One reason we visit national parks is for the vista, as many have views of extraordinary beauty. I remember visiting Chaco Canyon one December about twenty years ago, and after climbing out of the canyon to one of the remaining building on the top of the canyon, I had a breath-taking 360-degree view of the area, including seeing the distant moutains of southern Colorado.

In that brief period I understood why the building was there, wondering what the native people thought and how they lived more than 500 years ago. I shared their view, unimpeded to the horizon, undeveloped by man, and only changed by time. Because we value clean air.

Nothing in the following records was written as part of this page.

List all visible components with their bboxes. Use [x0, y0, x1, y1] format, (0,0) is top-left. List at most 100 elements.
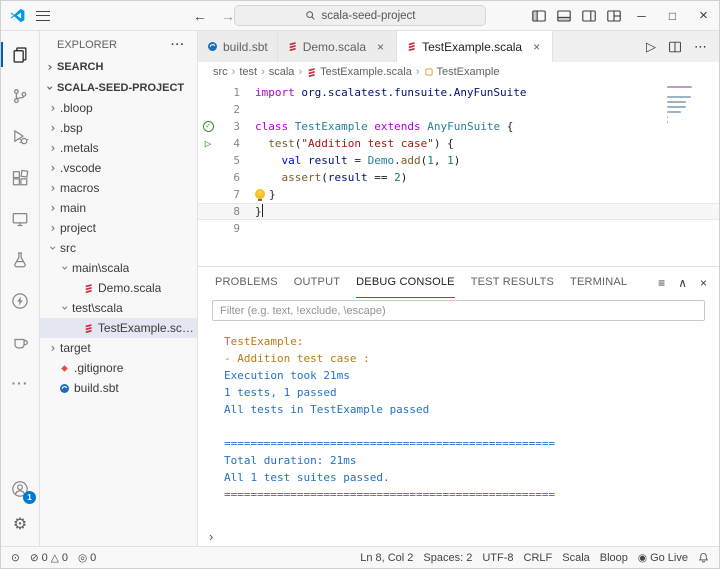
metals-icon[interactable] [1, 280, 39, 321]
tree-item-macros[interactable]: › macros [40, 178, 197, 198]
breadcrumb-testexample.scala[interactable]: TestExample.scala [306, 66, 412, 78]
tab-testexample.scala[interactable]: TestExample.scala × [397, 31, 554, 62]
explorer-icon[interactable] [1, 34, 39, 75]
chevron-right-icon: › [50, 141, 56, 155]
panel-tab-test-results[interactable]: TEST RESULTS [471, 267, 554, 298]
menu-icon[interactable] [36, 10, 50, 21]
tree-item-main-scala[interactable]: › main\scala [40, 258, 197, 278]
tree-item-target[interactable]: › target [40, 338, 197, 358]
code-text[interactable]: class TestExample extends AnyFunSuite { [240, 118, 719, 135]
tab-demo.scala[interactable]: Demo.scala × [277, 31, 398, 62]
breadcrumb-scala[interactable]: scala [269, 66, 295, 78]
tree-item-demo.scala[interactable]: Demo.scala [40, 278, 197, 298]
tree-item-test-scala[interactable]: › test\scala [40, 298, 197, 318]
code-text[interactable]: import org.scalatest.funsuite.AnyFunSuit… [240, 84, 719, 101]
console-line: TestExample: [224, 335, 304, 348]
go-live-icon: ◉ [637, 551, 648, 564]
console-line: - Addition test case : [224, 352, 370, 365]
tree-item-project[interactable]: › project [40, 218, 197, 238]
tree-item-.vscode[interactable]: › .vscode [40, 158, 197, 178]
explorer-more-actions-icon[interactable]: ··· [171, 39, 185, 51]
toggle-primary-sidebar-icon[interactable] [526, 1, 551, 30]
notifications-bell[interactable] [693, 547, 714, 568]
tree-item-build.sbt[interactable]: build.sbt [40, 378, 197, 398]
problems-status[interactable]: ⊘ 0 △ 0 [25, 547, 73, 568]
breadcrumb-testexample[interactable]: TestExample [424, 66, 499, 78]
build-server-status[interactable]: Bloop [595, 547, 633, 568]
code-text[interactable]: assert(result == 2) [240, 169, 719, 186]
minimap[interactable] [667, 86, 703, 131]
console-filter-input[interactable] [212, 300, 705, 321]
go-live-status[interactable]: ◉ Go Live [633, 547, 693, 568]
toggle-panel-icon[interactable] [551, 1, 576, 30]
more-icon[interactable]: ··· [1, 362, 39, 403]
line-number: 2 [233, 103, 240, 116]
run-button[interactable]: ▷ [646, 39, 656, 55]
code-text[interactable]: test("Addition test case") { [240, 135, 719, 152]
remote-indicator[interactable]: ⊙ [6, 547, 25, 568]
forward-icon[interactable]: → [221, 8, 235, 24]
scala-file-icon [308, 67, 315, 77]
language-mode-status[interactable]: Scala [557, 547, 595, 568]
toggle-secondary-sidebar-icon[interactable] [576, 1, 601, 30]
source-control-icon[interactable] [1, 75, 39, 116]
console-filter-options-icon[interactable]: ≡ [658, 276, 665, 290]
maximize-panel-icon[interactable]: ∧ [678, 276, 687, 290]
text-cursor [261, 204, 264, 217]
tree-item-src[interactable]: › src [40, 238, 197, 258]
close-tab-icon[interactable]: × [530, 40, 543, 54]
tree-item-.bsp[interactable]: › .bsp [40, 118, 197, 138]
errors-icon: ⊘ [29, 551, 39, 564]
java-icon[interactable] [1, 321, 39, 362]
minimize-button[interactable]: ─ [626, 1, 657, 30]
search-section-header[interactable]: › SEARCH [40, 56, 197, 77]
tab-build.sbt[interactable]: build.sbt [198, 31, 278, 62]
close-tab-icon[interactable]: × [374, 40, 387, 54]
split-editor-icon[interactable] [668, 40, 682, 54]
breadcrumb-src[interactable]: src [213, 66, 228, 78]
command-center-search[interactable]: scala-seed-project [234, 5, 486, 26]
broadcast-status[interactable]: ◎ 0 [73, 547, 101, 568]
code-text[interactable]: } [240, 203, 719, 220]
back-icon[interactable]: ← [193, 8, 207, 24]
maximize-button[interactable]: □ [657, 1, 688, 30]
panel-tab-terminal[interactable]: TERMINAL [570, 267, 627, 298]
run-test-icon[interactable]: ▷ [205, 135, 212, 152]
cursor-position-status[interactable]: Ln 8, Col 2 [355, 547, 418, 568]
test-pass-icon[interactable]: ✓ [202, 121, 214, 132]
code-editor[interactable]: 1 import org.scalatest.funsuite.AnyFunSui… [198, 82, 719, 266]
settings-gear-icon[interactable]: ⚙ [1, 508, 39, 542]
tree-item-.metals[interactable]: › .metals [40, 138, 197, 158]
code-text[interactable]: } [240, 186, 719, 203]
prompt-chevron-icon: › [209, 528, 214, 544]
editor-more-actions-icon[interactable]: ⋯ [694, 39, 707, 55]
line-number: 7 [233, 188, 240, 201]
remote-explorer-icon[interactable] [1, 198, 39, 239]
panel-tab-problems[interactable]: PROBLEMS [215, 267, 278, 298]
debug-console-input[interactable]: › [198, 526, 719, 546]
project-section-header[interactable]: › SCALA-SEED-PROJECT [40, 77, 197, 98]
tree-item-testexample.scala[interactable]: TestExample.scala [40, 318, 197, 338]
tree-item-.gitignore[interactable]: .gitignore [40, 358, 197, 378]
chevron-right-icon: › [50, 101, 56, 115]
code-text[interactable]: val result = Demo.add(1, 1) [240, 152, 719, 169]
panel-tab-output[interactable]: OUTPUT [294, 267, 340, 298]
breadcrumb-test[interactable]: test [239, 66, 257, 78]
tree-item-main[interactable]: › main [40, 198, 197, 218]
encoding-status[interactable]: UTF-8 [477, 547, 518, 568]
close-panel-icon[interactable]: × [700, 276, 707, 290]
title-bar: ← → scala-seed-project ─ □ × [1, 1, 719, 31]
customize-layout-icon[interactable] [601, 1, 626, 30]
run-and-debug-icon[interactable] [1, 116, 39, 157]
account-icon[interactable]: 1 [1, 470, 39, 508]
eol-status[interactable]: CRLF [519, 547, 558, 568]
panel-tab-debug-console[interactable]: DEBUG CONSOLE [356, 267, 455, 298]
extensions-icon[interactable] [1, 157, 39, 198]
close-button[interactable]: × [688, 1, 719, 30]
chevron-down-icon: › [43, 85, 57, 90]
console-line: ========================================… [224, 437, 556, 450]
lightbulb-icon[interactable] [255, 189, 265, 201]
indentation-status[interactable]: Spaces: 2 [418, 547, 477, 568]
testing-icon[interactable] [1, 239, 39, 280]
tree-item-.bloop[interactable]: › .bloop [40, 98, 197, 118]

And now focusing my retirement on Mt. Rainier NP, clean air is of the utmost importance because of proximity of the Puget Sound development and pollutants from the west and southwest, even from over the ocean carried across by the Jet Stream. Our climate is global now and pollution anywhere in each hemisphere disperses and diffuses throughout the hemisphere. No one is immune from the effects, especially the accumulation of pollution.

And so the national parks deserve special consideration. So why is the Environmental Protection Agency trying to loosen the rules on air quality in and around national parks? Only because the political allies in the coal and energy industry have lobbied the Bush administration to loosen the rules to build up to 186 new coal-fired power plants near national parks.

Why is it that political appointees who sell the new rules spin the rhetoric without addressing what they're really doing? Like that's new? Ok, not, but you have to read between and behind their rhetoric before you believe they're working to ensure we have clean air, and our national park are further degraded by pollution.

And how does the new standards work? Simple. Instead of taking air samples during intensive studies, such as every 3-4 hours over several days, noting the extremes and average, they propose to average all the data into an annual sample, and only if that exceeds the limits will penalites be considered. This effectively means the limit will never be exceeded all the while the pollution gets worse.

We and our national parks deserve better, and the Bush administration has shown where they loyalties lie, with the polluters and not the people. Why else would someone from west Texas not undetsand clean air?